Today's events on the STIHL Tour des Trees included a dedication of a tree with special meaning -- an American chestnut at the State University of New York College of Environmental Science and Forestry (SUNY-ESF). Professor William A. Powell, director of the council on biotechnology in forestry, spoke at length about his team's work to reintroduce the American chestnut to forests across the country. The event was eye-opening for a lot of us. In just one hundred years, the entire fate of a species of tree has changed, and Powell and his team of researchers are working hard to change that.
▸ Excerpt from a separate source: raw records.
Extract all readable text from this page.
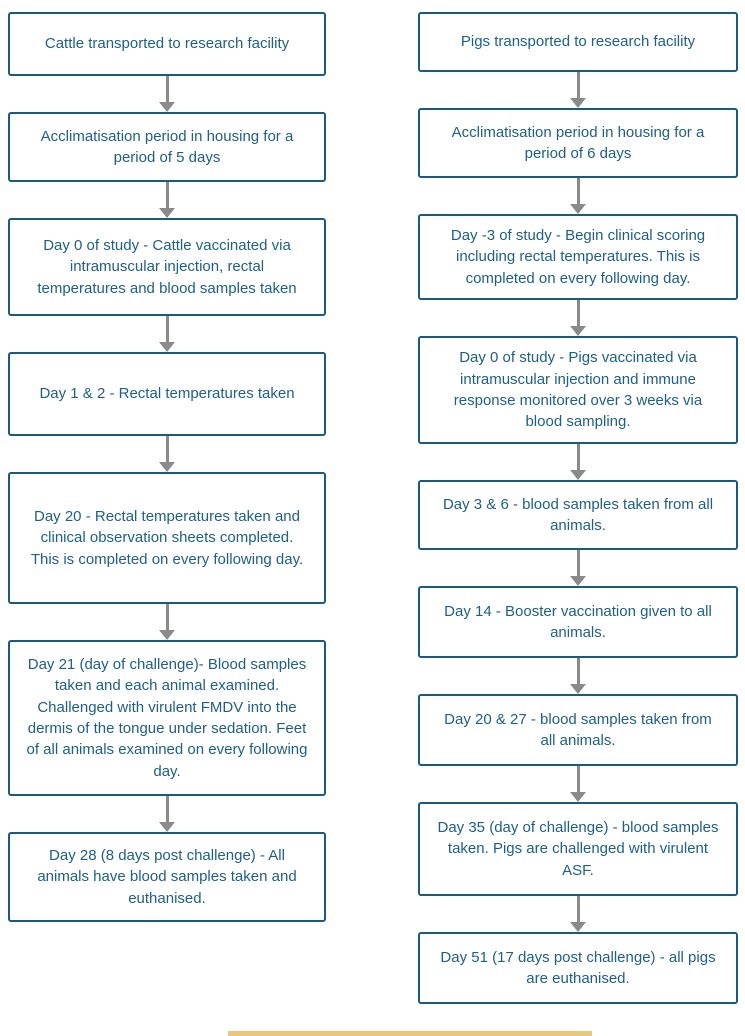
Cattle transported to research facility
Acclimatisation period in housing for a period of 5 days
Day 0 of study - Cattle vaccinated via intramuscular injection, rectal temperatures and blood samples taken
Day 1 & 2 - Rectal temperatures taken
Day 20 - Rectal temperatures taken and clinical observation sheets completed. This is completed on every following day.
Day 21 (day of challenge)- Blood samples taken and each animal examined. Challenged with virulent FMDV into the dermis of the tongue under sedation. Feet of all animals examined on every following day.
Day 28 (8 days post challenge) - All animals have blood samples taken and euthanised.
Pigs transported to research facility
Acclimatisation period in housing for a period of 6 days
Day -3 of study - Begin clinical scoring including rectal temperatures. This is completed on every following day.
Day 0 of study - Pigs vaccinated via intramuscular injection and immune response monitored over 3 weeks via blood sampling.
Day 3 & 6 - blood samples taken from all animals.
Day 14 - Booster vaccination given to all animals.
Day 20 & 27 - blood samples taken from all animals.
Day 35 (day of challenge) - blood samples taken. Pigs are challenged with virulent ASF.
Day 51 (17 days post challenge) - all pigs are euthanised.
What was so interesting about this event to me was that National Grid is so committed to sustainability, to the tune of a quarter million dollars to the school for the energy-efficiency measures implemented across the campus, not to mention their support of the TREE Fund. In fact, everyone I've met here on the STIHL Tour des Trees is personally passionate about the environment, and specifically tree research. The ability of these passionate individuals to do their research and inform the public is only possible because of the philanthropy of large corporations.


As far as the ride goes, the police escort through Syracuse was a highlight -- we took over the streets of Syracuse, sirens blaring and stoplights blocked. It was really cool to have that opportunity on a bike, and here's why: most of the time, bikes don't own the road, but today in Syracuse, we did.

Most of the people we passed this week as we cycled from Niagara Falls to Syracuse may have had no idea what we are riding for, but it didn't matter. There was waving, and clapping, and some cheering. It was very welcoming. And to those we have more contact with, we are able to help bring greater awareness to two things: cycling and trees.

The ride started with a full peloton of riders leaving the city of Syracuse, pace lines beginning to establish from the beginning. The riding was fast and fun. Overcome with fatigue, I fell back and rode the rest of the day with Jim Urbanowsky, one of the cyclists from Team Canada. Sarcastic from the get, Jim kept me on my toes and pushed me along. These moments on the Tour teach me about why they call this the "tree family." We shared the road, our stories, and about how nice it is to have a week where the only worry is how bad our backside is going to feel the next day. I've met a new friend each day on this Tour.


A late lunch of quinoa salad and beets, watermelon with cucumbers, and chicken, catered by Wandering Fork on Lake Ontario -- 75 miles into the day -- was like an oasis in the desert. Refueled, we charged the last 15 miles at a cruising pace. The hills of New York, while offering great down hilling, had taken their toll on our legs, and we lazily strolled into Watertown, N.Y.